Llevamos un rato en el techo del lanchero de casa de mi abuela. Así llamamos a la edificación donde se guarda la lancha con la que esquiamos todos los días. Mi hermano y sus amigos se están divirtiendo, tirándose desde ahí a la laguna. A mis 10 años veo la distancia muy grande y, temeroso, prefiero verlos antes que saltar. Supongo que con los años, yo también disfrutaré saltando desde el techo a la laguna, pero aun queda para eso. Mi abuela está viendo el partido de futbol de los PUMAS y mis padres están de camino desde la Ciudad de México. Estamos pasando nuestras vacaciones veraniegas en el lago de Tequesquitengo. En las noches ese mismo techo nos servirá de improvisado observatorio estelar.
A la derecha del lanchero y pegado, se encuentra el lanchero de los vecinos y, en su parte superior una palapa que hace nuestra envidia por lo cómoda que es en tiempos de calor y por sus confortables sillas de mimbre revestidas de cuero. Huelga decir que nadie mojado puede sentarse en ellas. A mano izquierda, dos metros y medio más abajo, se encuentra un camino estrecho de cemento pegado a la pared del lanchero y, a continuación, el césped. De ahí nace un árbol. Una de sus ramas, ya seca, llega hasta el borde del techo.
Después de un rato de tanto brinquito, el ver a los mayores divirtiéndose me empieza a aburrir. Por más que me animan, no me atrevo. Lo mismo ocurrió la única vez que salté la rampa, haciendo esquí acuático. La primera vez todo fue bien. Crucé la estela y emprendí la subida. Volé una corta distancia y al caer al agua no conseguí mantener la estática. Nada mal para un primer intento. La segunda ocasión fue totalmente distinta, llegué a la rampa, subí a la parte superior impulsado por el motor de la lancha a la que me unía la cuerda y, antes de impulsarme hacia el vacío, los esquís se me salieron. No sé cómo lo hice, pero tuve los suficientes reflejos para tirar la cuerda y echarme un clavado a la laguna. De milagro, los esquíes no me cayeron en la cabeza. Me los volví a poner.
—Una vez más. Seguro que esta vez te sale Joaquín –me dijo mi padre desde la lancha.
Yo pensé que ya había tentado demasiado a la suerte, y aunque volví a esquiar, me negué en redondo a emprender el tenebroso ascenso. Nunca más lo intentaré me dije. Al cabo de un rato mi padre, viendo que no iba a seguir, decidió llevarme a casa. Había terminado el tormento.

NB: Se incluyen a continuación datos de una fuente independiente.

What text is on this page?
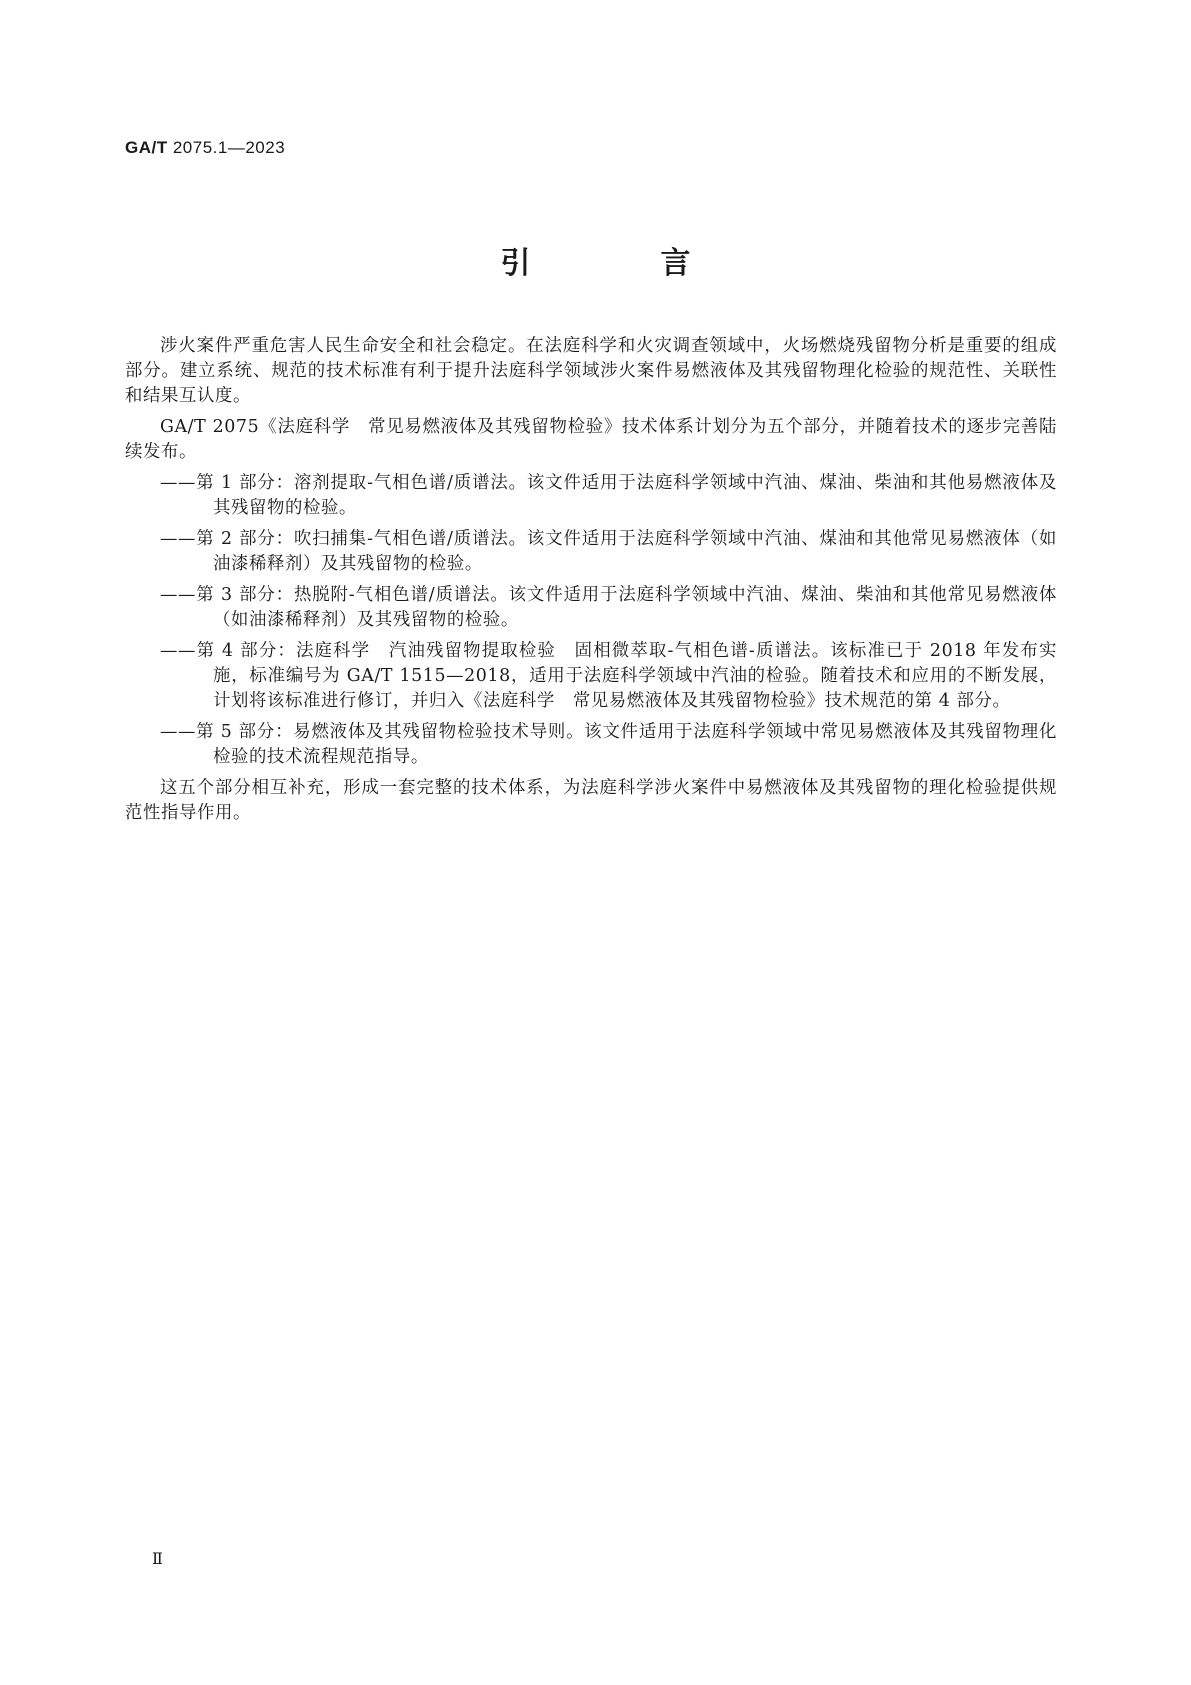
GA/T 2075.1—2023
引　言

涉火案件严重危害人民生命安全和社会稳定。在法庭科学和火灾调查领域中，火场燃烧残留物分析是重要的组成部分。建立系统、规范的技术标准有利于提升法庭科学领域涉火案件易燃液体及其残留物理化检验的规范性、关联性和结果互认度。

GA/T 2075《法庭科学　常见易燃液体及其残留物检验》技术体系计划分为五个部分，并随着技术的逐步完善陆续发布。

——第 1 部分：溶剂提取-气相色谱/质谱法。该文件适用于法庭科学领域中汽油、煤油、柴油和其他易燃液体及其残留物的检验。

——第 2 部分：吹扫捕集-气相色谱/质谱法。该文件适用于法庭科学领域中汽油、煤油和其他常见易燃液体（如油漆稀释剂）及其残留物的检验。

——第 3 部分：热脱附-气相色谱/质谱法。该文件适用于法庭科学领域中汽油、煤油、柴油和其他常见易燃液体（如油漆稀释剂）及其残留物的检验。

——第 4 部分：法庭科学　汽油残留物提取检验　固相微萃取-气相色谱-质谱法。该标准已于 2018 年发布实施，标准编号为 GA/T 1515—2018，适用于法庭科学领域中汽油的检验。随着技术和应用的不断发展，计划将该标准进行修订，并归入《法庭科学　常见易燃液体及其残留物检验》技术规范的第 4 部分。

——第 5 部分：易燃液体及其残留物检验技术导则。该文件适用于法庭科学领域中常见易燃液体及其残留物理化检验的技术流程规范指导。

这五个部分相互补充，形成一套完整的技术体系，为法庭科学涉火案件中易燃液体及其残留物的理化检验提供规范性指导作用。

Ⅱ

Cada vez me llama más la atención la pinche rama. No sólo porque invade el espacio del lanchero sino por su fealdad. Determino que tanta decadencia no es digna del paraje idílico en el que nos encontramos y decido arrancarla con mis propias manos. Oigo el crujir de la rama y próspero en mi afán. Desafortunadamente no he calculado el peso de la misma y ésta me arrastra hacia el camino de cemento. En ese breve microsegundo pienso que hasta ahí llegó mi vida y diviso a lo lejos a mi madre que acaba de llegar de la Ciudad de México.
Al cabo de un tiempo, despierto en el césped del jardín. Todo el mundo me rodea. Mis padres, mi abuela, mis hermanos y sus amigos. Me duele el brazo derecho. Creo que me lo he roto por lo que pasaré todo el verano enyesado. Sin embargo, en ese primer momento, nada de eso me importa. Lo que verdaderamente me intriga es saber por qué no tengo el cuerpo lleno de raspaduras al chocar contra el cemento. Sentada en el césped se encuentra Susana, vecina de la laguna. Ella me da la respuesta a mi duda.
—Primero me cayó la rama y luego me caíste tú. Con tan buena suerte que rebotaste contra el jardín. ¡Cómo me duele la cabeza!
Como ocurre en estos incidentes, no ha faltado quien duda de la veracidad de esta historia; más concretamente, mi hermana, que asevera que Susana estaba a su lado cuando ocurrieron los hechos. Da igual. Mientras me levanto en brazos mi padre que me va a llevar al hospital, mi abuela sentencia:
—No cabe duda de que el diablo los cuida de pequeños para llevárselos de grandes.